One month before a major planting drive, we move the selected batches out into the open sun. We deliberately cut their water ration in half—watering them once every two days instead of twice a day. The leaves might yellow slightly, and the stems stiffen. This process forces the plant to adapt to stress while it is still within our care. We are training them to face the real world. When you see a batch of acacias with thick, woody stems and deep, tough roots sitting in the full sun at Mwangaza, you know they are ready to survive the open savanna.
A Community Space
Our nursery in Mwangaza Muslim has grown into more than just a production site; it has become an informal educational space for the neighborhood. Local primary school children often peer through the wire mesh on their way home, watching us work. Elders stop by to point out specific indigenous saplings, sharing traditional knowledge about which leaves can be used for livestock medicine or which trees draw water closer to the surface.
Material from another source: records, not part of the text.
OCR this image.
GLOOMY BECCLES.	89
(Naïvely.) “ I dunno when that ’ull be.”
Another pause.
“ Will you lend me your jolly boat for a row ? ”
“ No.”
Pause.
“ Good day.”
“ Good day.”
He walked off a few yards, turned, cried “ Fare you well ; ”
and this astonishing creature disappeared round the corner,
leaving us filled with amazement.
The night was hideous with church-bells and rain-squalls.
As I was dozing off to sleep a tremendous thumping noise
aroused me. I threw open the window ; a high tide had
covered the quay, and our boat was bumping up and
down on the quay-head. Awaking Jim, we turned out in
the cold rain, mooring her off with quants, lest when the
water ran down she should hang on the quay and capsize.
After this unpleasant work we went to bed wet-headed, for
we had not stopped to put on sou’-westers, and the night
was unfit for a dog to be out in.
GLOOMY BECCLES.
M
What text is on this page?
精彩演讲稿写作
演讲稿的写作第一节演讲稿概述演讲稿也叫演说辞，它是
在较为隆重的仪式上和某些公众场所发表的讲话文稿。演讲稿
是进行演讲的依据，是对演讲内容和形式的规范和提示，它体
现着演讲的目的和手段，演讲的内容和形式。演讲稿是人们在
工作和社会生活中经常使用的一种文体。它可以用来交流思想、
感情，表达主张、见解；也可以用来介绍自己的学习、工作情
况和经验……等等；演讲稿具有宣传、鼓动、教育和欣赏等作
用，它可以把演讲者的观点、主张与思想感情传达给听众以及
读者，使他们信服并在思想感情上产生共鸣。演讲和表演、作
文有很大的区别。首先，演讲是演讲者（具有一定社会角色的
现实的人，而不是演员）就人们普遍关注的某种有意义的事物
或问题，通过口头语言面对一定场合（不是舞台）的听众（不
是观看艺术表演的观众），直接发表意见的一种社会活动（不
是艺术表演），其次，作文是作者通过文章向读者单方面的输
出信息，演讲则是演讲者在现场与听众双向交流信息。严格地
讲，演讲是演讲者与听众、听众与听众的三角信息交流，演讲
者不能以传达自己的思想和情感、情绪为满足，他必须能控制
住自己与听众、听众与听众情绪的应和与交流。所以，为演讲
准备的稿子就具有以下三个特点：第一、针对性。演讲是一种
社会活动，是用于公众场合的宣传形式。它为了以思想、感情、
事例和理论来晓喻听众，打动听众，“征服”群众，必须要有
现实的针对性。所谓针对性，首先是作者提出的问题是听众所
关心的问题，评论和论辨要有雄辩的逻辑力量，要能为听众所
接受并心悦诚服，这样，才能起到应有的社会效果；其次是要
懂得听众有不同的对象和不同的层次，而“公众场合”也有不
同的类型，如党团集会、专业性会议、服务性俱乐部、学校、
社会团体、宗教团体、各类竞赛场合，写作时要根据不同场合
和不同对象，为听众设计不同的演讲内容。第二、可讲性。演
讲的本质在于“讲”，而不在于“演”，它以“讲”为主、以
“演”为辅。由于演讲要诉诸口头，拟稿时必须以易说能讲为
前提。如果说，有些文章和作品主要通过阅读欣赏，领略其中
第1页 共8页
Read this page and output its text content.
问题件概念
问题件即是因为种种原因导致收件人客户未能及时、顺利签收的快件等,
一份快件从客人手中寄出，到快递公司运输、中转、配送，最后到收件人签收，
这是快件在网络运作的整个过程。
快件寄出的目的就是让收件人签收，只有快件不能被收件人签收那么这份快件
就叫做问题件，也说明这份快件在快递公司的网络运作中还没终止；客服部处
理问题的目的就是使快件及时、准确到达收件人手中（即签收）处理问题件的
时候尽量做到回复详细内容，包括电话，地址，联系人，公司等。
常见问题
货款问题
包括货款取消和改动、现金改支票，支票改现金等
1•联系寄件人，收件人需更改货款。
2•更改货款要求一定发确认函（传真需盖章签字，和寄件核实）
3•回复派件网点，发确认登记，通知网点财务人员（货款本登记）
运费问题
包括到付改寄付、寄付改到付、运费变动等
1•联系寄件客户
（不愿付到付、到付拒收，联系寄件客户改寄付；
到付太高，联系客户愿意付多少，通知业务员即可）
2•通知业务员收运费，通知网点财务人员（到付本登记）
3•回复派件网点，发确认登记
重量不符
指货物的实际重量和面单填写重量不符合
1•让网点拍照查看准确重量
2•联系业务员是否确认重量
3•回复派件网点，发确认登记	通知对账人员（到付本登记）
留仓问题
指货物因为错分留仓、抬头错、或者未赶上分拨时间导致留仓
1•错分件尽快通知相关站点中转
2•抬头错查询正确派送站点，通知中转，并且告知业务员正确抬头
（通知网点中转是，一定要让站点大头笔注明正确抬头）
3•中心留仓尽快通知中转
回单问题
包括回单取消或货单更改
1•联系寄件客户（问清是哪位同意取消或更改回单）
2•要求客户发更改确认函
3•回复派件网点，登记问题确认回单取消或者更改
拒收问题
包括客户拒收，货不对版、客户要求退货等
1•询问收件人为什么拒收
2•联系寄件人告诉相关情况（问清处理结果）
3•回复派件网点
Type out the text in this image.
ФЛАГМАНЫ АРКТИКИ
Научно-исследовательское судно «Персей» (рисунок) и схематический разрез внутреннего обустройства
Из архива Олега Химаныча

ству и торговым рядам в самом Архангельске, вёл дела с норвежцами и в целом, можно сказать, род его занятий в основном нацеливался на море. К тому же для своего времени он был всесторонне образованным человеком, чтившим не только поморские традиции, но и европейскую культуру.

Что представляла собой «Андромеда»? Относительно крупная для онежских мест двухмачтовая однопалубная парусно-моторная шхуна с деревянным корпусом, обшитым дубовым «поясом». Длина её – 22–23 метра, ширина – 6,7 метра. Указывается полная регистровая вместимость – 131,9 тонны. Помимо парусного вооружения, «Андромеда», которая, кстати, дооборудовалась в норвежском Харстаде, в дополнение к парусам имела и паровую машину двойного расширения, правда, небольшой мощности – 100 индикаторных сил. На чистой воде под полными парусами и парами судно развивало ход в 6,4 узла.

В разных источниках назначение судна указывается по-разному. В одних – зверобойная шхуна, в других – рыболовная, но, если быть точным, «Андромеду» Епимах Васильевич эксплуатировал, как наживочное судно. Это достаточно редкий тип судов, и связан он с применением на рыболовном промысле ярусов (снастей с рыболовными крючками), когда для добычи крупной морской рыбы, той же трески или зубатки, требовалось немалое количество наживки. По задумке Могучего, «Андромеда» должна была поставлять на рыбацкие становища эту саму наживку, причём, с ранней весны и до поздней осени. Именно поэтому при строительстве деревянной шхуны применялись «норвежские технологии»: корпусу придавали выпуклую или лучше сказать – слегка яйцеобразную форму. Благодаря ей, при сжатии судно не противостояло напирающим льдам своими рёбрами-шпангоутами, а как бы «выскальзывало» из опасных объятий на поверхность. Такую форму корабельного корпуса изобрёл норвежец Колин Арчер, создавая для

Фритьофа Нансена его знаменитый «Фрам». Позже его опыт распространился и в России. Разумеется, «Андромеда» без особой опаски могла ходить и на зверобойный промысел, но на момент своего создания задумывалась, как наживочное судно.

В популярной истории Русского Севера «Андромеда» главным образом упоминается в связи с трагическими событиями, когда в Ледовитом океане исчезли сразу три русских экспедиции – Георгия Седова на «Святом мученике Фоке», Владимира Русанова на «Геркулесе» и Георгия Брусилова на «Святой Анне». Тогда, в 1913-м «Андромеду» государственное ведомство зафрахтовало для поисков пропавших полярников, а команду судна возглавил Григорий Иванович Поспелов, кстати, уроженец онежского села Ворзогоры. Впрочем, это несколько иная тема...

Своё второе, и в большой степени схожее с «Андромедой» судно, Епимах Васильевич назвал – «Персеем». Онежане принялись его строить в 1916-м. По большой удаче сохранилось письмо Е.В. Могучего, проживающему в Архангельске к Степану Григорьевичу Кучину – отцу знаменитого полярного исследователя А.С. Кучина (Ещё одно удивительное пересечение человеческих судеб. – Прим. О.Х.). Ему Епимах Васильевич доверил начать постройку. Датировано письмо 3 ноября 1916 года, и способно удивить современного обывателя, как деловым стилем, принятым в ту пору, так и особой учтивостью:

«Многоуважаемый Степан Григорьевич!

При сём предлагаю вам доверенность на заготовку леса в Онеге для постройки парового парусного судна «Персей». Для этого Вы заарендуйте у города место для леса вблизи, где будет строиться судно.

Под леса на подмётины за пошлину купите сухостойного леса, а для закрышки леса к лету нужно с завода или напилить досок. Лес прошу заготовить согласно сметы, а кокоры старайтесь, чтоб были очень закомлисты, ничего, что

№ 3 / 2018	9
We do not hide our methods. When a local farmer wants to know how to germinate acacia seeds using the boiling-water method, we invite them inside, hand them a basin, and demonstrate the process step-by-step.
We are not just producing trees in Mwangaza; we are cultivating the local skills required to manage them. Every sack of manure collected, every tube packed, and every watering can carried by our youth team is a direct contribution to the long-term stabilization of the Samburu landscape. The work is quiet, repetitive, and dirty—and it is the foundation of everything we do.